ウェブ解析士会議2024の終了後、11月23日には、「WACA秋田部 立ち上げイベントin横手」を開催。
「都道府県や市町村といったコミュニティがあれば活動しやすい」、「WACAの協会活動は内輪だけなのでは?」といった声を踏まえて実現した。
WACA秋田部 立ち上げイベントin横手【開催レポート】 | 一般社団法人ウェブ解析士協会 https://www.waca.or.jp/news/87468/
また、WACAでは「デジタブルタウン(Digitable Town)」の取り組みを通じ、国内の各自治体との連携を進めている。地域のデジタル課題を解決するための各種支援が主な活動だ。

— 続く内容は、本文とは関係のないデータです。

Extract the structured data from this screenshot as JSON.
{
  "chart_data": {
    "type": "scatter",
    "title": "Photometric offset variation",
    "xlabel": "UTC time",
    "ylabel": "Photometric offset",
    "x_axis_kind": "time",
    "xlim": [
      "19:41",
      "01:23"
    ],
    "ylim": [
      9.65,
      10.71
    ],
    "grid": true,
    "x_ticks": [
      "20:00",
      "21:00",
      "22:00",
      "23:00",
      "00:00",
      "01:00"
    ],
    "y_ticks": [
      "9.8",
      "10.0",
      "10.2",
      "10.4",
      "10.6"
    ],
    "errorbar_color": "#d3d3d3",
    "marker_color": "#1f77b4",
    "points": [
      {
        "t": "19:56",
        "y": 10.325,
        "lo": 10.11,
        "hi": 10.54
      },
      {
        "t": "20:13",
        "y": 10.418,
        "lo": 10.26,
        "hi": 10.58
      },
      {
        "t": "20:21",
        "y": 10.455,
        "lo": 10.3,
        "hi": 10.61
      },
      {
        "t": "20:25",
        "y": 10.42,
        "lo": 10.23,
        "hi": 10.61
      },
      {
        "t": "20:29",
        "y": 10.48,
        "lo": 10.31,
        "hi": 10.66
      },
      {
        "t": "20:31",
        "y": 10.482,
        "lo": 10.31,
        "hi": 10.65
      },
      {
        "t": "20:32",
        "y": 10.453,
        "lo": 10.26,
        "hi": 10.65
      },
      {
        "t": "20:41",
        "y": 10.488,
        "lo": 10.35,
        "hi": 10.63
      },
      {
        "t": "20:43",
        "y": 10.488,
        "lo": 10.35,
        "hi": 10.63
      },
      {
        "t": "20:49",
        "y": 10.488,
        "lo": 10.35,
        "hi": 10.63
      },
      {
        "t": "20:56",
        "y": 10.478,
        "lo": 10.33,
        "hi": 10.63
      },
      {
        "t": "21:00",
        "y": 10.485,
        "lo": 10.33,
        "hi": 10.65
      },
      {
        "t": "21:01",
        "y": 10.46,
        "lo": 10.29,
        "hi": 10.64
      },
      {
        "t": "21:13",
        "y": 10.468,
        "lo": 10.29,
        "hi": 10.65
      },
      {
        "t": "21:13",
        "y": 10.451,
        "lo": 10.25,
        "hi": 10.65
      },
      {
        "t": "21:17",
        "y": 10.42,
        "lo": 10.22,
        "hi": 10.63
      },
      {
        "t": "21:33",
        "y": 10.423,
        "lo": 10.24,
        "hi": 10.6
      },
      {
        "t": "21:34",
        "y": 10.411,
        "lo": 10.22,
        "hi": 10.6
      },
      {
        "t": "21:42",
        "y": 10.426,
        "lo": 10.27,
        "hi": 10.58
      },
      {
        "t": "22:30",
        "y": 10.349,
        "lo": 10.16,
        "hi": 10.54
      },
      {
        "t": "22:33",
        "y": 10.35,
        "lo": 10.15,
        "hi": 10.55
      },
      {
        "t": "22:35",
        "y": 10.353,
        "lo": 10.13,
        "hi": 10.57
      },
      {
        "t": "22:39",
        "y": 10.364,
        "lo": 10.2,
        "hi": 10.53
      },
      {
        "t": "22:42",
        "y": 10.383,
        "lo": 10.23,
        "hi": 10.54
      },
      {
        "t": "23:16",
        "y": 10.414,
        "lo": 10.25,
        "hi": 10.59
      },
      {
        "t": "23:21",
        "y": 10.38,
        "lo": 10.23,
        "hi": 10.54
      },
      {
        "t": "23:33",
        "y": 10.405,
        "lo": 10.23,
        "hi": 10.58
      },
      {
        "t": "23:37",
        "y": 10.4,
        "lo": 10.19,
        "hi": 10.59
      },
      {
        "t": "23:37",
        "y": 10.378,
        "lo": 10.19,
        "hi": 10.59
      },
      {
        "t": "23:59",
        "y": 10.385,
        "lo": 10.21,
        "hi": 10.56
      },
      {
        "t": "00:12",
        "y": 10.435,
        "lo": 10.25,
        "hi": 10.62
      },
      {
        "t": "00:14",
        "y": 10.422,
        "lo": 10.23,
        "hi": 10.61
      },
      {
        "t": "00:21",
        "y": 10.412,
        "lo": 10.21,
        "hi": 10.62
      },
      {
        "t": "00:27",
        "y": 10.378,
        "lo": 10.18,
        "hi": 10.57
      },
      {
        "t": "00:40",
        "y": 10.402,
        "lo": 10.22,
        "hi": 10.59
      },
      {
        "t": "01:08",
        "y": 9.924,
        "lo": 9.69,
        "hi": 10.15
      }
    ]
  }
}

デジタブルタウンとは | Digitable Town|ウェブ解析士協会地方DX委員会 https://digitable.waca.or.jp/aboutus/
データを情報にし、知恵にするアプローチは地方だけにとどまらない。何のデータをもとに、どのような課題解決を目指すのか、ウェブ解析に関わるすべての人に問われている。
私たちは、何を持って事業の成果を導くのか
事業の成果につながるウェブ解析をするためには、経営・マーケティング、ウェブ・インターネット、統計・データ解析・データ分析の理解が必要だ。これらを再認識し、個人が「何のために、どのデータを、どう分析し活かすのか」が、AI革命後の未来を切り開く。
江尻氏の話が、その原点に立ち返る機会になったと思う。